What are the stages of the calvin cycle?
- carbon fixation
- triosephosphate synthesis
- rubisco regeneration
What happens during carbon fixation of the calvin cycle?
3 CO2 molecules combine with 3 RuBP (that has 5 carbons) to form 3 short lived unstable 6 carbon compound… which immediately splits into 6 separate 3 carbon molecule (PGA)
What is rubisco?
an enzyme which catalyzes the binding of CO2 to RuBP. it is the most abundant enzyme. a high concentration of it is needed in the stoma because it works relatively slowly and are not effective in low concentrations when doing carbon fixation
What happens during synthesis of triosephosphate of the calvin cycle?
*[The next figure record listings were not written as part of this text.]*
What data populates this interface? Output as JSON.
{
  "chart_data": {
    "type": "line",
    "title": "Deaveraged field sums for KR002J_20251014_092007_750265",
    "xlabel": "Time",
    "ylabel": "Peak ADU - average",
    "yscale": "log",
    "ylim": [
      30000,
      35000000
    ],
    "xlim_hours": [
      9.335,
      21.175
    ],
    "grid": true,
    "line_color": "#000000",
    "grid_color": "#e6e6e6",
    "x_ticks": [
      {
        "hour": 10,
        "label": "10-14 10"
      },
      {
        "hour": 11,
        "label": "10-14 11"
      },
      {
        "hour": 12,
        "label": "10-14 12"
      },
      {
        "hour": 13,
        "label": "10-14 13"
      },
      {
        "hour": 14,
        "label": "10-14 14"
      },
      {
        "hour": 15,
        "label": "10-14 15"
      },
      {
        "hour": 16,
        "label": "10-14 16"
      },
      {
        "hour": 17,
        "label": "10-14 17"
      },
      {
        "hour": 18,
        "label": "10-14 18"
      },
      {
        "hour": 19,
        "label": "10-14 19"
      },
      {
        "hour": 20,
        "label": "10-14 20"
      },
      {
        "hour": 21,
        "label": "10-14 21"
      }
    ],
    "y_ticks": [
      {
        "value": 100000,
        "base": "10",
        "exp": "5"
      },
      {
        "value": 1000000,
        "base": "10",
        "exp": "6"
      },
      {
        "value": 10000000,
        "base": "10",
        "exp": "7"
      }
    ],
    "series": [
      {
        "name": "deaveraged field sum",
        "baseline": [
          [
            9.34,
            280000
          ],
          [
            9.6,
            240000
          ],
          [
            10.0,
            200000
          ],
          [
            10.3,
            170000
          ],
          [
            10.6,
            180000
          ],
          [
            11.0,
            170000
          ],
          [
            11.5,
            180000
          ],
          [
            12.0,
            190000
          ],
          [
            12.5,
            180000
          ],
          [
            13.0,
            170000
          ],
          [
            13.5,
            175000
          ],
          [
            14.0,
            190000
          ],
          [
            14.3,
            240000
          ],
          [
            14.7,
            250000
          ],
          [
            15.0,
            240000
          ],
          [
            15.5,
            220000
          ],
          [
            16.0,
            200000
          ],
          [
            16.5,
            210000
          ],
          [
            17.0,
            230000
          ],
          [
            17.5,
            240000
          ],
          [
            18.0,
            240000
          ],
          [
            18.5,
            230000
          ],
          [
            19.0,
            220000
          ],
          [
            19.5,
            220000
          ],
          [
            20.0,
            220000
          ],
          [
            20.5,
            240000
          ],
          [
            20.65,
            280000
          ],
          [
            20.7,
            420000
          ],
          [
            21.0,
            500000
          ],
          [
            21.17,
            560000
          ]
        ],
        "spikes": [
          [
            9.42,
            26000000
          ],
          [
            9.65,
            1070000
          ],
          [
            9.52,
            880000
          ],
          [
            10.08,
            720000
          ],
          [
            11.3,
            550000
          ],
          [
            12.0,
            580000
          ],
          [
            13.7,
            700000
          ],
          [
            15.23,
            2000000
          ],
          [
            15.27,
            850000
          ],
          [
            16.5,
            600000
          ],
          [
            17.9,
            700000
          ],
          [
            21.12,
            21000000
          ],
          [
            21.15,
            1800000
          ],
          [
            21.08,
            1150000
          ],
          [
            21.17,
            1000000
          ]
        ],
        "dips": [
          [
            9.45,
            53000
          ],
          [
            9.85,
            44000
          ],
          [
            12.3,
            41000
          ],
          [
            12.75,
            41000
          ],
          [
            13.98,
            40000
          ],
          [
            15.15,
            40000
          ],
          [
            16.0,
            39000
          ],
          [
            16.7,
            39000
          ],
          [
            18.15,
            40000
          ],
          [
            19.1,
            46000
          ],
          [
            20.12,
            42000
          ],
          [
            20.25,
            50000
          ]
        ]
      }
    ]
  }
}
6 PGA molecules are reduced by 6 NADPH, donating its electrons. those 6 PGA also become phosphorylated by 6 ATP into 6 ADP. then, 6 triosephosphates are created, 1/6 going to make carbohydrates, amino acids, carbon compounds
What happens during the rubisco regeneration of the calvin cycle?
5/6 of the triosephosphate used for regeneration ribulose bisphosphate, 3 ATP phosphorylates into 3 ADP
Synthesis of starch using products of calvin cycle and where they are stored?
many glucose monomers joined together through condensation reactions. temporarily stored in chloroplasts, they look like white blobs.
What is the connection between LDR and LIR?
- lack of light stops LIR because it needs the ATP and electron carriers produced by LDR, which requires light
- lack of CO2 prevents PSII from functioning because CO2 is an electron acceptor in PSII, no CO2 means the electrons have no where to go in the ETC to create energy.